Before employees get to the international level, SEPTA hosts its own annual roadeos — the authority’s Bus Roadeo just celebrated its 30th anniversary — where operators and maintenance staff compete for company bragging rights, in front of their colleagues and families.
“SEPTA’s roadeos have a company picnic feel,” said Liberi. “We invite all employees to attend and bring their families and friends to watch the competition. Joe Casey, our GM, Jeff Knueppel, our deputy GM, and senior staff attend, not because they have to, but because they want to see our employees’ level of expertise and support their efforts.”
At the 2014 bus roadeo, Liberi and assistant GM, operations, Ron Hopkins learned firsthand how tough the obstacle course is, driving buses through the serpentine, barrel run and left and right reverses themselves.
SEPTA’s roadeo participants recognize, and thrive, on the internal support they receive from across the authority. Zenon “John” Rinylo, a 36-year SEPTA bus operator, has won 22 company competitions and is part of the organization’s back-to-back international champion team.
“There has always been support from SEPTA management for the roadeo,” he said. Rinylo noted that, when some transit companies look to cut costs, they abandon their roadeos and sending a team to the international event.
“Other transit organizations might drop out of the roadeo from time to time, but we always have a team at the international event,” he added.
“SEPTA recognizes that the skills operators and mechanics practice leading up to and perform on the day of the event are important and unique training opportunities that can enhance the participants’ everyday job performances,” said Liberi. “Additionally, the expertise acquired by partaking in the competition, such as learning to develop and implement strategies, taking pride in one’s work and striving to be the best, also help in advancing our employees’ careers. Many of our roadeo participants have gone on to become managers at the authority.”
The Courtland “Misfit Toys” team works on SEPTA’s utility fleet, but still participated in and won the authority’s 2013 bus maintenance rodeo and represented SEPTA at the 2014 international mechanical event.

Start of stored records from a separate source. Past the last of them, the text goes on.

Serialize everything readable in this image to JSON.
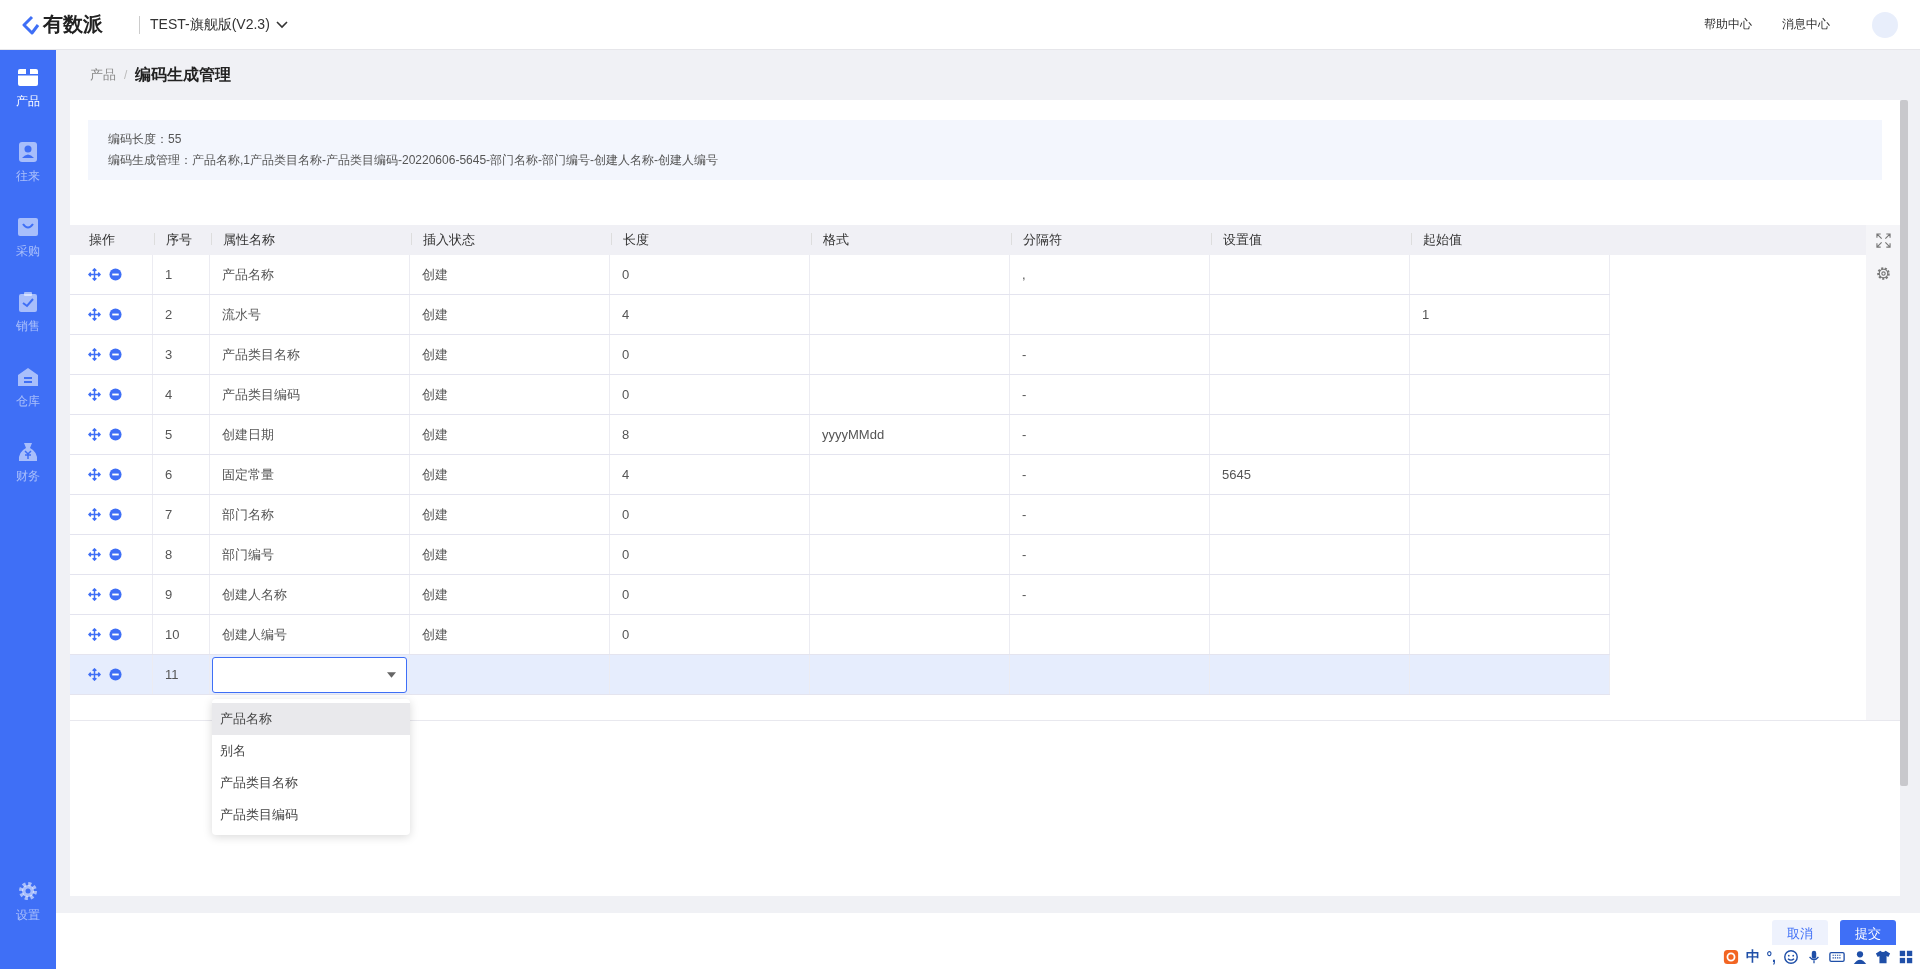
{
  "header": {
    "brand": "有数派",
    "workspace": "TEST-旗舰版(V2.3)",
    "links": [
      "帮助中心",
      "消息中心"
    ]
  },
  "sidebar": {
    "items": [
      {
        "label": "产品",
        "selected": true
      },
      {
        "label": "往来",
        "selected": false
      },
      {
        "label": "采购",
        "selected": false
      },
      {
        "label": "销售",
        "selected": false
      },
      {
        "label": "仓库",
        "selected": false
      },
      {
        "label": "财务",
        "selected": false
      }
    ],
    "settings": "设置"
  },
  "breadcrumb": [
    "产品",
    "/",
    "编码生成管理"
  ],
  "info": [
    "编码长度：55",
    "编码生成管理：产品名称,1产品类目名称-产品类目编码-20220606-5645-部门名称-部门编号-创建人名称-创建人编号"
  ],
  "table": {
    "columns": [
      "操作",
      "序号",
      "属性名称",
      "插入状态",
      "长度",
      "格式",
      "分隔符",
      "设置值",
      "起始值"
    ],
    "rows": [
      {
        "kind": "row",
        "selected": false,
        "cells": [
          "",
          "1",
          "产品名称",
          "创建",
          "0",
          "",
          ",",
          "",
          ""
        ]
      },
      {
        "kind": "row",
        "selected": false,
        "cells": [
          "",
          "2",
          "流水号",
          "创建",
          "4",
          "",
          "",
          "",
          "1"
        ]
      },
      {
        "kind": "row",
        "selected": false,
        "cells": [
          "",
          "3",
          "产品类目名称",
          "创建",
          "0",
          "",
          "-",
          "",
          ""
        ]
      },
      {
        "kind": "row",
        "selected": false,
        "cells": [
          "",
          "4",
          "产品类目编码",
          "创建",
          "0",
          "",
          "-",
          "",
          ""
        ]
      },
      {
        "kind": "row",
        "selected": false,
        "cells": [
          "",
          "5",
          "创建日期",
          "创建",
          "8",
          "yyyyMMdd",
          "-",
          "",
          ""
        ]
      },
      {
        "kind": "row",
        "selected": false,
        "cells": [
          "",
          "6",
          "固定常量",
          "创建",
          "4",
          "",
          "-",
          "5645",
          ""
        ]
      },
      {
        "kind": "row",
        "selected": false,
        "cells": [
          "",
          "7",
          "部门名称",
          "创建",
          "0",
          "",
          "-",
          "",
          ""
        ]
      },
      {
        "kind": "row",
        "selected": false,
        "cells": [
          "",
          "8",
          "部门编号",
          "创建",
          "0",
          "",
          "-",
          "",
          ""
        ]
      },
      {
        "kind": "row",
        "selected": false,
        "cells": [
          "",
          "9",
          "创建人名称",
          "创建",
          "0",
          "",
          "-",
          "",
          ""
        ]
      },
      {
        "kind": "row",
        "selected": false,
        "cells": [
          "",
          "10",
          "创建人编号",
          "创建",
          "0",
          "",
          "",
          "",
          ""
        ]
      },
      {
        "kind": "editing",
        "selected": true,
        "cells": [
          "",
          "11"
        ]
      }
    ],
    "dropdown": {
      "options": [
        {
          "label": "产品名称",
          "selected": true
        },
        {
          "label": "别名",
          "selected": false
        },
        {
          "label": "产品类目名称",
          "selected": false
        },
        {
          "label": "产品类目编码",
          "selected": false
        }
      ]
    }
  },
  "footer": {
    "buttons": [
      "取消",
      "提交"
    ]
  },
  "ime_bar": {
    "mode": "中",
    "punct": "°,"
  }
}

The team members point to the good natured spirit of competitiveness created by the roadeo as being a factor in SEPTA’s success.
“We have great mechanics here and take the events seriously,” said Marc Duerr. “We want to do well and push each other to do well.”

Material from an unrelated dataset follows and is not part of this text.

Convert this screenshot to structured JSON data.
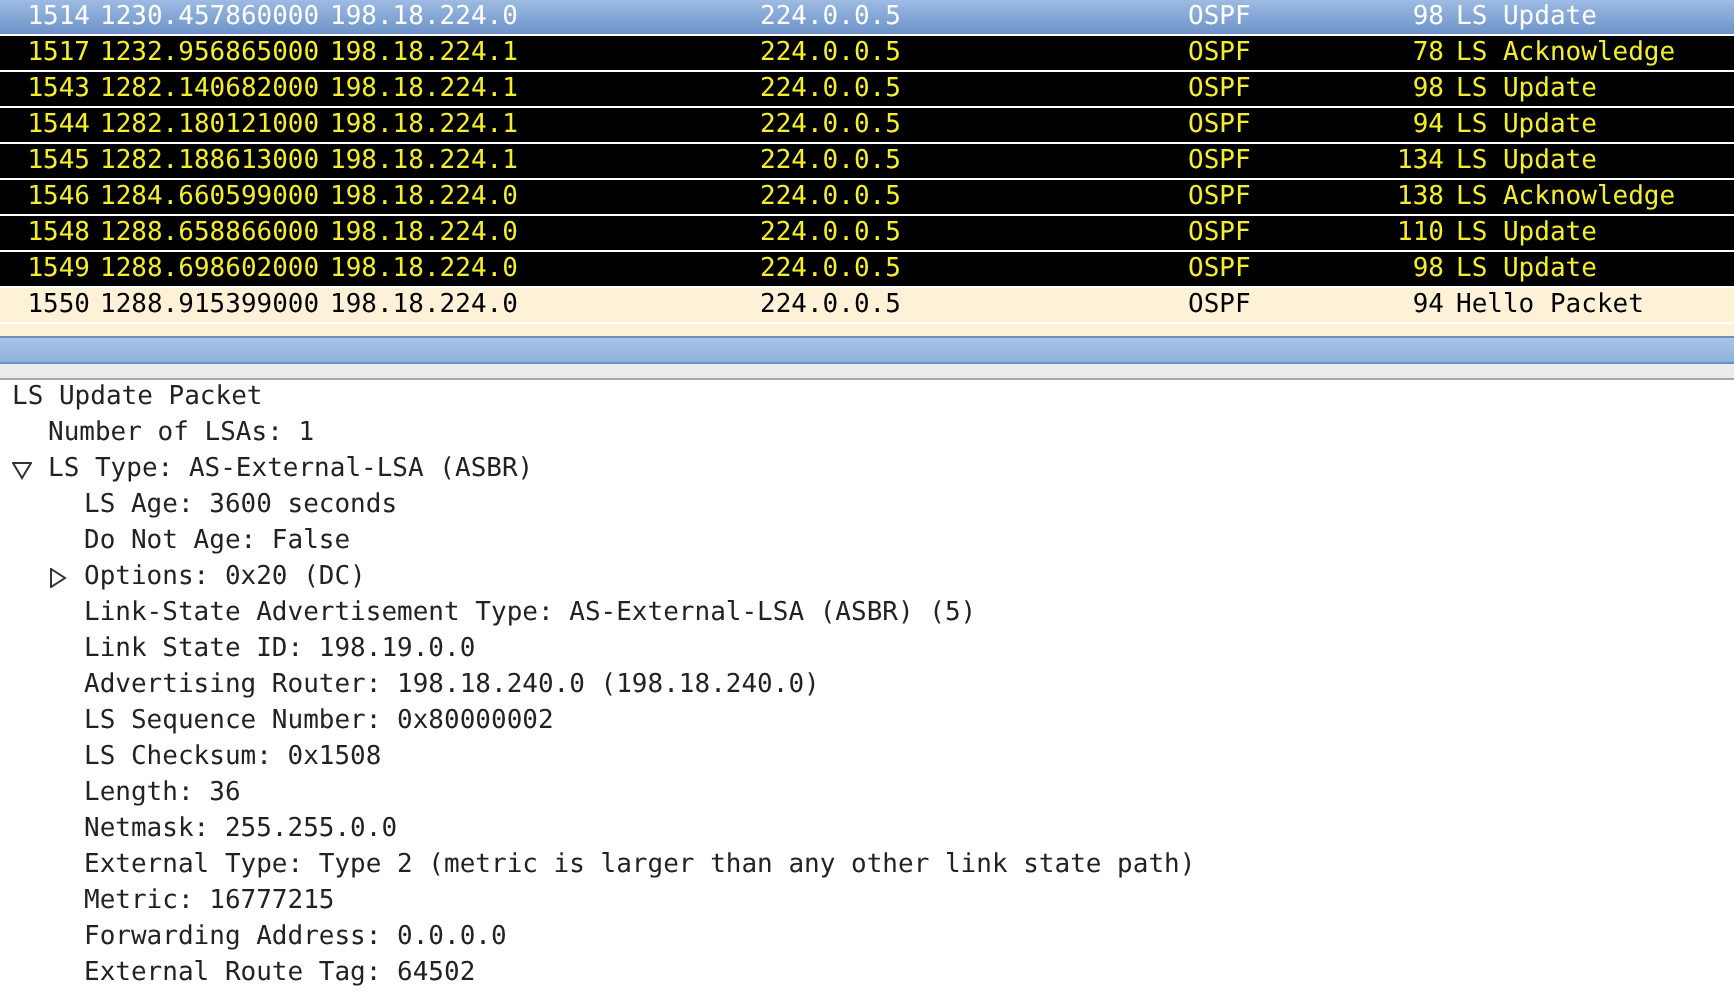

“It creates a healthy work atmosphere,” added Duerr’s teammate Don Heim.
Rinylo also helps his colleagues leading up to the competition, offering tips and advice when approached by fellow drivers.

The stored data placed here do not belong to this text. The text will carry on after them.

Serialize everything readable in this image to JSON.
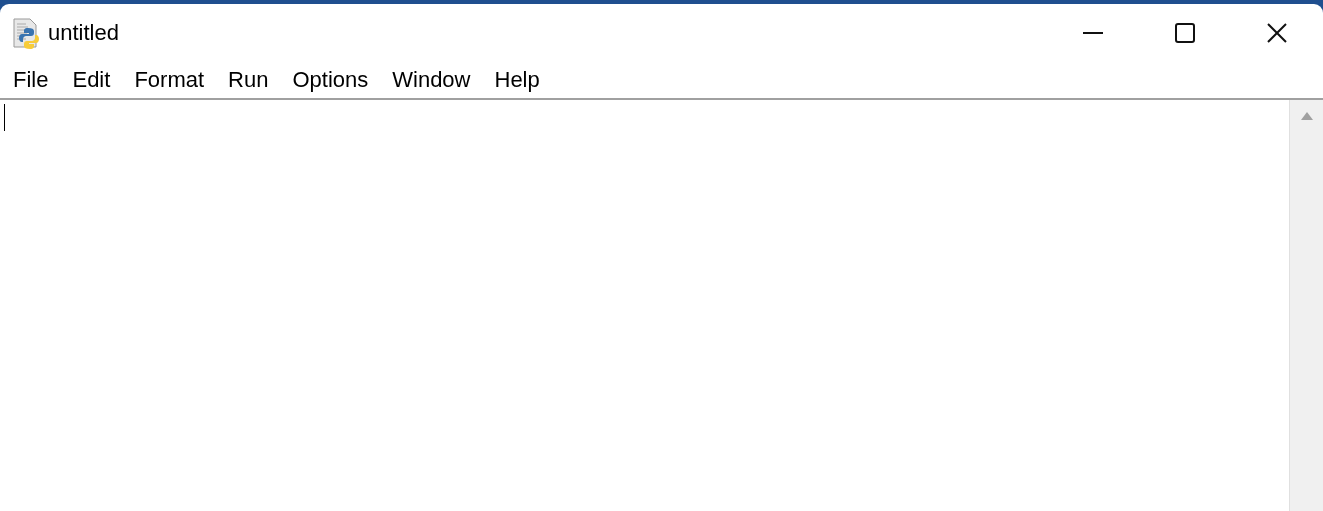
{
  "window": {
    "title": "untitled"
  },
  "menu": [
    {
      "label": "File"
    },
    {
      "label": "Edit"
    },
    {
      "label": "Format"
    },
    {
      "label": "Run"
    },
    {
      "label": "Options"
    },
    {
      "label": "Window"
    },
    {
      "label": "Help"
    }
  ]
}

“I tell operators they need to focus and pay attention. They have to be ready for the next obstacle,” he explained.
Following the event, Rinylo can be found on the sidelines, offering his congratulations to all of the company’s district winners.
“I am not surprised by how well-received the roadeos are and how successful our teams have been on the international level,” said Casey. “SEPTA and its employees take pride in the service we offer every day and have the expectation of always putting our best equipment and efforts out on the roads and rails, whether it be for daily operations or when participating in a tough competition. The roadeos allow the operators to display that what they do every day is a skilled profession and that SEPTA operators are among the best.”
Heather Redfern is the public information manager at SEPTA.